12 milliards FCFA, c’est le microcrédit que le gouvernement du Président Patrice Talon accorde par an depuis 2016 aux populations les plus vulnérables. Le point a été fait par le Ministre des affaires sociales et de la microfinance, Véronique Tognifodé, jeudi 28 novembre 2024 sur la chaîne nationale.
En effet, le microcrédit est un programme mis en place par le gouvernement pour faciliter l’accès au financement des populations les plus vulnérables. Si la gestion de ce microcrédit laissait à désirer, ce n’est plus le cas depuis l’avènement du régime de la Rupture « Avant 2016, le microcrédit était distribué main à main à travers des intermédiaires. Ce qui occasionnait de nombreux détournements. Les audits réalisés ont montré que les décaissements effectués avant 2016 ne parvenaient pas toujours aux bénéficiaires. En plus, les géants meetings organisés pour promouvoir le produit dans le temps donnaient un caractère politique au Microcrédit aux Plus Pauvres et ne permettaient pas l’atteinte des objectifs », a confié Véronique Tognifodé qui ajoute « Les bénéficiaires devraient également effectuer plusieurs déplacements (parfois très coûteux) dans le processus avant l’octroi du crédit, et une partie du crédit partait dans les uniformes à coudre pour les cérémonies et autres messes de remerciements. Les ressources dédiées aux microcrédits étaient perdues, cette banque des pauvres était donc morte en 2016. Plus de 80 milliards. Et si ça continuait ainsi, le microcrédit n’avait plus d’avenir au Bénin », a laissé entendre la ministre des affaires sociales et de la microfinance.
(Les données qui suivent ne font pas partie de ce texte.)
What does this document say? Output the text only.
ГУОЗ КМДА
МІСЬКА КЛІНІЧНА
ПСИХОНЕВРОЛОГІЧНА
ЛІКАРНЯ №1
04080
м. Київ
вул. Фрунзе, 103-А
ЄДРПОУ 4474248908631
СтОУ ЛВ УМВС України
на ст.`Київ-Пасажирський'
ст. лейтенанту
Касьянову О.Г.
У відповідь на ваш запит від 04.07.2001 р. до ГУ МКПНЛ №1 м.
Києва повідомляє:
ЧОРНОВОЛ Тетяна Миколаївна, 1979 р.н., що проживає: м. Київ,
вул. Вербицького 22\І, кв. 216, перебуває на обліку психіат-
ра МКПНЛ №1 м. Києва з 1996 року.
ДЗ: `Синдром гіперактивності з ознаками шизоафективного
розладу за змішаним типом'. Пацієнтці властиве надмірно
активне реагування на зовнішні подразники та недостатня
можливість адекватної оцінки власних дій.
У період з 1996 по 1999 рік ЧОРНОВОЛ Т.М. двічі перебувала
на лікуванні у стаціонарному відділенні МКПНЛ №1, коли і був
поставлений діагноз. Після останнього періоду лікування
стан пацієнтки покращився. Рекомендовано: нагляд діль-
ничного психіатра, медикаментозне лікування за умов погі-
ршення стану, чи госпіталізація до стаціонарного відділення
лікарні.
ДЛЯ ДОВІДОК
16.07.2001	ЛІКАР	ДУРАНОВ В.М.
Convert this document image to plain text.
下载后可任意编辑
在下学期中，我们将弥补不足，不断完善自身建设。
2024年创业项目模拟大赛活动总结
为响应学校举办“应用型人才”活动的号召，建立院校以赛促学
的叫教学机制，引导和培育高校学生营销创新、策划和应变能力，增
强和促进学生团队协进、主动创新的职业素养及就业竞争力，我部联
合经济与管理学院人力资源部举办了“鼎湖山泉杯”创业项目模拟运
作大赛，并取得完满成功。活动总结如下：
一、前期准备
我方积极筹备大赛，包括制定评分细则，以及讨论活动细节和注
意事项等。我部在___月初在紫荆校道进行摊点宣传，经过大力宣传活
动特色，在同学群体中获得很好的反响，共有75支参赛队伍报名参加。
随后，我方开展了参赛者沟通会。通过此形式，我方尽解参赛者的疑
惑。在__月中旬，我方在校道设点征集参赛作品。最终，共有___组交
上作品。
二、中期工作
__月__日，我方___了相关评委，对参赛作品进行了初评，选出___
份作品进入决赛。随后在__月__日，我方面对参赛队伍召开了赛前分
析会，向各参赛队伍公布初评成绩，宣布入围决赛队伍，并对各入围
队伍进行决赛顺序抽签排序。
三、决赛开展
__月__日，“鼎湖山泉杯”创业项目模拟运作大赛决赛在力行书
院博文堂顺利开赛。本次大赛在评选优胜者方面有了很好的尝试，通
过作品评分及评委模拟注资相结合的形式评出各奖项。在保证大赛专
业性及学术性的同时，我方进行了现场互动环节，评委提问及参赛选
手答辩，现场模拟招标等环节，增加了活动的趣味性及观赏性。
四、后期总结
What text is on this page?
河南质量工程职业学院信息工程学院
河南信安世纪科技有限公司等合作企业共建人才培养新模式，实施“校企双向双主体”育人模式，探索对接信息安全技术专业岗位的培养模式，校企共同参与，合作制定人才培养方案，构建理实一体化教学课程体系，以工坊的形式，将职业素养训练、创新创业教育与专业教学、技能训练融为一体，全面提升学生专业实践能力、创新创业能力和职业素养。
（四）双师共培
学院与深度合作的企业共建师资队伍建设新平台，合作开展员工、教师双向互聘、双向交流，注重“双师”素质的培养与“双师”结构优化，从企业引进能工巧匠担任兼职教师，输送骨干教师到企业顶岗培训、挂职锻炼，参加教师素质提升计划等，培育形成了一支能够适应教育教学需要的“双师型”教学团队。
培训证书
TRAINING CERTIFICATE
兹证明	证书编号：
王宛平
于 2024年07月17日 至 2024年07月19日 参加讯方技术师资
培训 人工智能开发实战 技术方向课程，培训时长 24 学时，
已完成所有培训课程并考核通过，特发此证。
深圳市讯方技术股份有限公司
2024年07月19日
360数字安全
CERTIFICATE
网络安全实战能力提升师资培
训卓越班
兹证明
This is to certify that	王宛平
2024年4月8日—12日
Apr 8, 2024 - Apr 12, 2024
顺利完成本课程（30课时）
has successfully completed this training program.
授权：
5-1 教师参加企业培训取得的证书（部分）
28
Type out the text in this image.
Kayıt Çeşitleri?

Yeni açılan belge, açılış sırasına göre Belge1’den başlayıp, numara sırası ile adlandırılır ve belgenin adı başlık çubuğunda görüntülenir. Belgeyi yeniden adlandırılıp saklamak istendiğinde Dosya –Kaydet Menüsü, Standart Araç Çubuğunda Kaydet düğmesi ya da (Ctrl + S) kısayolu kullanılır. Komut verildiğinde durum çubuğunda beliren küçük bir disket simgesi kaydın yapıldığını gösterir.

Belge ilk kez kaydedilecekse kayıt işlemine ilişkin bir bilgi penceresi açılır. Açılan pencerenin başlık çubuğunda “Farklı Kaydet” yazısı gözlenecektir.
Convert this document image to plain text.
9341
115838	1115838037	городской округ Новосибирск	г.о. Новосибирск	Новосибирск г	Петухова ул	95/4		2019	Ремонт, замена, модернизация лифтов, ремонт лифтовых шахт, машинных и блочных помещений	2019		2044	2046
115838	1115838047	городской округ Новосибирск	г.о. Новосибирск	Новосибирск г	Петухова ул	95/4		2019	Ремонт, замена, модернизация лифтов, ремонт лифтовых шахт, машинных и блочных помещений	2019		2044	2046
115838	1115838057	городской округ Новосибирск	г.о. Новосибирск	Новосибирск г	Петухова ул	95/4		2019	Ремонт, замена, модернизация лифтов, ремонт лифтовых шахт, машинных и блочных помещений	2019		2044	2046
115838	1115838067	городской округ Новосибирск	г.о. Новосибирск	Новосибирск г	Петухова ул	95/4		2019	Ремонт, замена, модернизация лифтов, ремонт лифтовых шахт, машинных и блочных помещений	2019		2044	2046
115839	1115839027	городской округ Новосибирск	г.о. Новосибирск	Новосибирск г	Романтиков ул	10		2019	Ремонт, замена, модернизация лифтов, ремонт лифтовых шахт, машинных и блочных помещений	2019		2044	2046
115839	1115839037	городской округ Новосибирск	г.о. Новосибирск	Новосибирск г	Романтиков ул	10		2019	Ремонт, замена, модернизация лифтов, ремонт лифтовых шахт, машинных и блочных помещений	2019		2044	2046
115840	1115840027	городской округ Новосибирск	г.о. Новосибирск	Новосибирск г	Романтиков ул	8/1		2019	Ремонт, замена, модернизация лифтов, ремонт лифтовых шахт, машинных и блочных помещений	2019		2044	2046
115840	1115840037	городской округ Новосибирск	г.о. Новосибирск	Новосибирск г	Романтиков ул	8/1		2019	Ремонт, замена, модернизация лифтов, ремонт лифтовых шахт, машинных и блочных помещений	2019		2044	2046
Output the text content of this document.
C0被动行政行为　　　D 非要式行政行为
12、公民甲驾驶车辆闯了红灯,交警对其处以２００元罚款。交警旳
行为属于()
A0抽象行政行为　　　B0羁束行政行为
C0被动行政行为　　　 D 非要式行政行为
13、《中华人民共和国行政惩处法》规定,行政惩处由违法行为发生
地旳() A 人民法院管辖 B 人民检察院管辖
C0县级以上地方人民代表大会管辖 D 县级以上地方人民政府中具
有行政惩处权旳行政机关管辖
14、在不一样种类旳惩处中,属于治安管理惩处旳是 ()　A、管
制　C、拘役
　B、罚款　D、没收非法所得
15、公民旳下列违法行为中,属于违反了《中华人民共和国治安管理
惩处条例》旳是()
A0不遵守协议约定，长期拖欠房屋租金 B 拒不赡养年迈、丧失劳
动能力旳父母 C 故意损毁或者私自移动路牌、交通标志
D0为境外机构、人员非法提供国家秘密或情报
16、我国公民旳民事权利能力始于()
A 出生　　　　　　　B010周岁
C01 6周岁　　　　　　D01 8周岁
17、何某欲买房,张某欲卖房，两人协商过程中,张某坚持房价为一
Un tableau sombre qui finalement, ne permet pas aux populations de jouir pleinement du programme. L’introduction de la digitalisation a conduit à la suppression des intermédiaires et d’assurer une transparence totale. Depuis lors, les fonds sont directement envoyés sur les téléphones des bénéficiaires via des comptes Mobile Money. Ainsi, près de 600.000 microcrédits ont été déjà octroyés dont 500 000 en faveur des femmes entre 2016 et 2019 dans les soixante-dix-sept (77) communes du Bénin.
Les montants des crédits ont été revus à la hausse, passant de 30 000 FCFA à 100 000 FCFA. Le taux d’intérêt a été réduit à 4% sur six mois, contre 5% auparavant. Les frais de dossier sont passés de 1 000 FCFA à seulement 400 FCFA. À en croire le ministre des affaires sociales et de la microfinance, 12 milliards de FCFA de microcrédits sont octroyés par an, contre 8,1 milliards avant 2016. Des réformes et prouesses qui ont permis au Bénin de se hisser au 1er rang de l’UEMOA en matière d’inclusion financière. Par ailleurs, l’autorité ministérielle a fait savoir que le programme Microcrédit Alafia permet d’établir des cartes d’identité professionnelles (CIP) ; d’offrir des formations en éducation financière et digitale pour autonomiser les bénéficiaires.